Em vez desse sistema prático, concorrencial e não monopolizado, o prefeito Paulo Maluf opta por mais uma solução suspeita. Monta um monopólio e o confere a uma empresa que não dispõe de nenhuma especialização no setor, ligada a uma construtora que tem levado todas as licitações da prefeitura -e que participou do financiamento do esquema Paubrasil.

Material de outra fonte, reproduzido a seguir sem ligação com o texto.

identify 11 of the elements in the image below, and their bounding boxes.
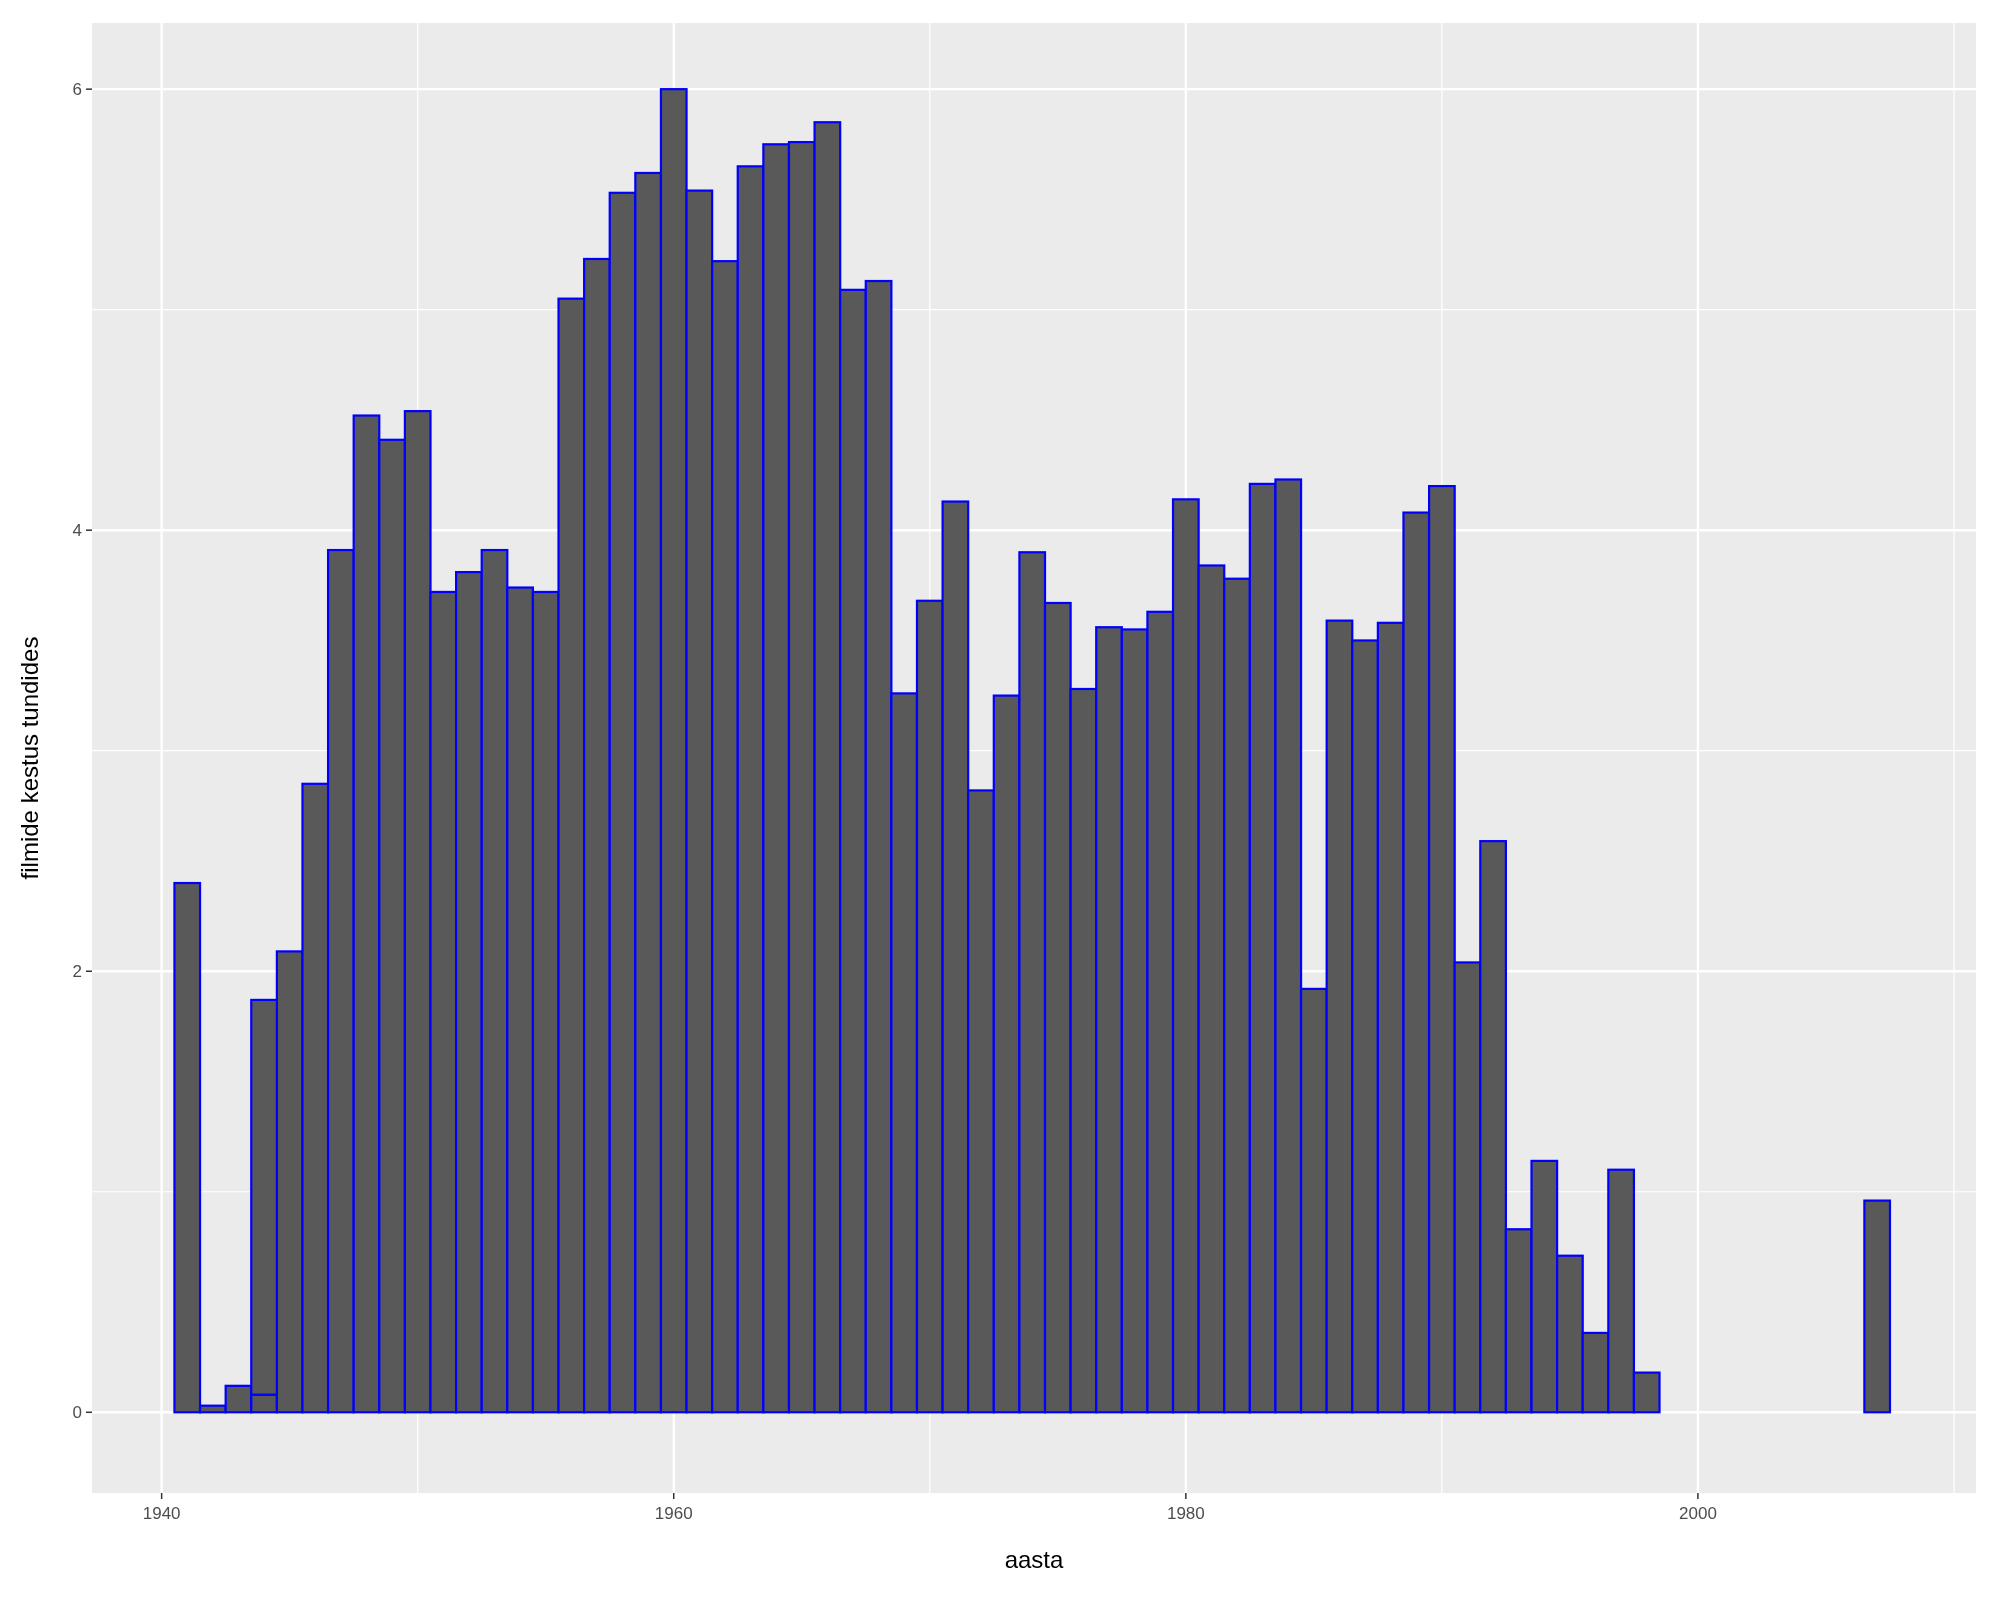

Em vez de vistoria completa, o dono do veículo vai pagar uma taxa alta exclusivamente para conferir a emissão de poluentes. O que equivale a montar um gabinete dentário de última geração apenas para tratar dos caninos dos pacientes.
Há um mau cheiro no ar que, seguramente, não é de poluentes químicos.
Caso Fiat
O episódio Cetesb-Fiat necessita de mais esclarecimentos. A Fiat julga estar sendo vítima de uma conspiração da concorrência. Pode ser exagero, mas, de qualquer modo, há procedimentos que precisam ser esclarecidos.
Há dois anos, a Cetesb realizou oito testes com determinado motor da Fiat, analisando seu teor de poluição para o Ibama. Após a aprovação nos testes, venderam-se 500 mil automóveis movidos pelo tal motor.
Em abril, técnicos da Cetesb realizaram espontaneamente novos testes e constataram divergências com os testes iniciais. O que alimentou as suspeitas da Fiat acerca do suposto uso político do órgão foram as seguintes evidências:
1) A Cetesb é órgão de análise técnica que, nos testes em motores, trabalha contratado pelo Ibama. Ao constatar as irregularidades na emissão de poluentes, em vez de chamar a Fiat para se explicar, a Cetesb elaborou um relatório que vazou para a imprensa antes de chegar ao destinatário, o Ibama.
2) A Cetesb é como um laboratório de análise médica. Cabe-lhe aplicar os testes e relatar os resultados técnicos. Depois, compete ao médico analisar os resultados e recomendar o tratamento (ou, no caso do Ibama, definir a punição, obviamente após um processo no qual as partes são ouvidas). O relatório em questão fugiu do habitual e sugere, inclusive, punições para a empresa. O que acaba conferindo uma clara conotação política ao relatório.
É provável que a Cetesb esteja coberta de razão quanto aos aspectos técnicos do episódio. É possível que não. Mas são outros quinhentos.
O que importa é que a Cetesb é uma instituição de ótima reputação que, até para resguardar seu bom nome, precisa demonstrar à opinião pública que não houve parcialidade no episódio.